During the 2011 debt ceiling crisis, the President and Congress passed a sequester that forced the National Institutes of Health (NIH) to spend 5% less on health research. From Science Magazine,
Including ongoing (already awarded) grants that are ending, the total number of research grants will drop by 1357 to 34,902 awards.
But there are still 35,000 active research projects. What’s the harm?
Set aside the consequences to researchers (including me) who compete for these grants. The NIH should be evaluated on whether it saves lives, not jobs.
It does save lives. David Cutler and Srikanth Kadiyala estimated the returns to investment in medical research by looking at improvements in survival from heart disease, the most common killer of Americans. (Austin has written on Cutler’s work on the value of health care here, here, and here.)
The value of medical research is longer, healthier lives. …the average 45 year old will live an additional 4½ years today over what he or she did in 1950, solely because cardiovascular disease mortality has decreased. About two-thirds of this change, or 3 years in total, results from improved medical treatment and one-third, or 1½ years, results from behavioral change… Using [standard methods for estimating the values of years of additional life], the value of medical treatments [per American citizen] is about $120,000. Similarly, the value of behavioral changes is $30,000.
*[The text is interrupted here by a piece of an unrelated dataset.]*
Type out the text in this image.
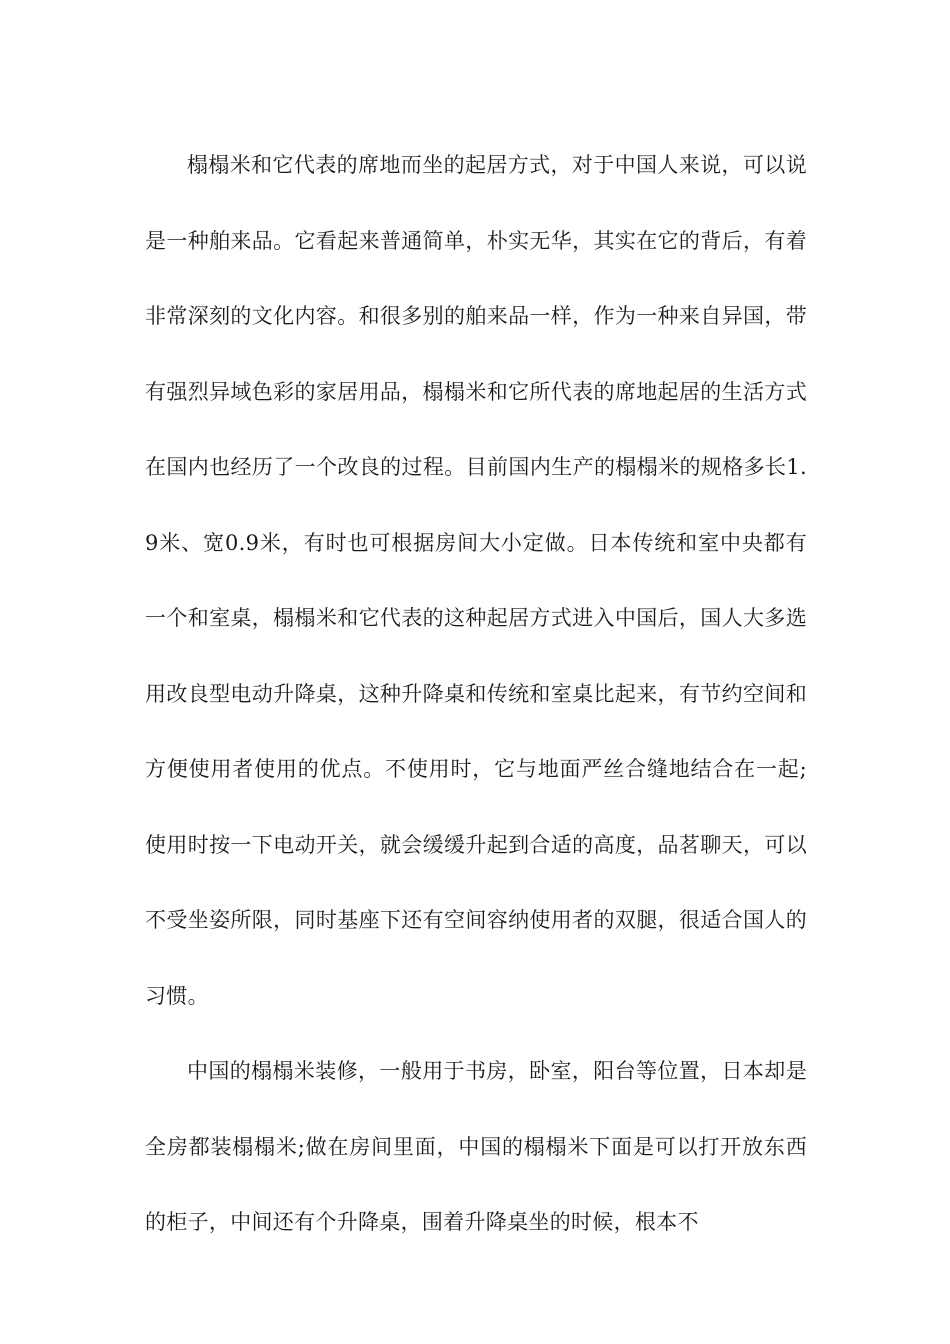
榻榻米和它代表的席地而坐的起居方式，对于中国人来说，可以说是一种舶来品。它看起来普通简单，朴实无华，其实在它的背后，有着非常深刻的文化内容。和很多别的舶来品一样，作为一种来自异国，带有强烈异域色彩的家居用品，榻榻米和它所代表的席地起居的生活方式在国内也经历了一个改良的过程。目前国内生产的榻榻米的规格多长1.9米、宽0.9米，有时也可根据房间大小定做。日本传统和室中央都有一个和室桌，榻榻米和它代表的这种起居方式进入中国后，国人大多选用改良型电动升降桌，这种升降桌和传统和室桌比起来，有节约空间和方便使用者使用的优点。不使用时，它与地面严丝合缝地结合在一起;使用时按一下电动开关，就会缓缓升起到合适的高度，品茗聊天，可以不受坐姿所限，同时基座下还有空间容纳使用者的双腿，很适合国人的习惯。

中国的榻榻米装修，一般用于书房，卧室，阳台等位置，日本却是全房都装榻榻米;做在房间里面，中国的榻榻米下面是可以打开放东西的柜子，中间还有个升降桌，围着升降桌坐的时候，根本不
OK, improved medical treatment of heart disease gave each American $120,000 worth of future life. But is this still a good deal after you subtract what that American had to pay for living longer?
The typical 45 year-old can expect to spend about $30,000 in present value on cardiovascular disease care over their remaining lifetime. There was some spending on cardiovascular disease in 1950, but this was small. The increase is therefore about $30,000. Compared to the $120,000 of benefits, it is clear that this spending increase is worth it. We estimate a rough rate of return of 4 to 1 for medical treatment changes. Typically, society is happy with rates of return of about 1.1 to 1. The rate of return we estimate is an order of magnitude higher.
NIH research on health behavior and cardiovascular disease was an even better deal.
The cost of behavioral change is the money spent on researching these behaviors and conveying that research to the public. From 1953 to 1997, NIH spending on all factors related to cardiovascular disease—-including behavioral knowledge and other research—- amounted to around $3 billion dollars per year or $10 per person per year. For a person with a 50 year taxpaying span, this is about $500 over their lifetime (ignoring discounting). There are also costs of disseminating this information to people… another $500 of expense. Total costs of behavioral change are therefore about $1,000 total. [Hence] Research and dissemination costs of about $1,000 per person brought benefits of about $30,000 per person. The return here is 30 to 1.
Of course, the NIH spends money on many other disorders. Our research investments on some disorders were probably less successful than cardiovascular research. However, there are likely also some disorders — such as AIDS — where we achieved an even better return. If you accept Cutler and Kadiyala’s analysis, we get a far above market return on investments in health research. Reducing the deficit by spending 5% less on the NIH isn’t responsible. It’s stupid.
However, Molly Ball believes that the sequester was a good idea.
by virtue of its very do-nothingness, the do-nothing Congress got a big thing done. First, in the fiscal-cliff deal struck around the new year, wealthy Americans’ income-tax rates went up, a policy change long sought by the president and his party. Then, in March, the budget ax known as sequestration fell, chopping $1 trillion from federal spending over the next decade—a cherished goal for fiscal conservatives. [And] More revenue plus less spending equals a lower deficit.
We cut the federal budget deficit and that’s great. But the across-the-board spending cut in the sequester was mindless. And mindlessness is the rule, not the exception. Peter Orszag (former director of the Congressional Budget Office under Barack Obama) and John Bridgeland (director of the White House Domestic Policy Council under President George W. Bush) wrote that
Based on our rough calculations, less than $1 out of every $100 of government spending is backed by even the most basic evidence that the money is being spent wisely.
The sequester is Exhibit A among stupid spending decisions. In the coming weeks, can we perhaps think about how to reduce government spending?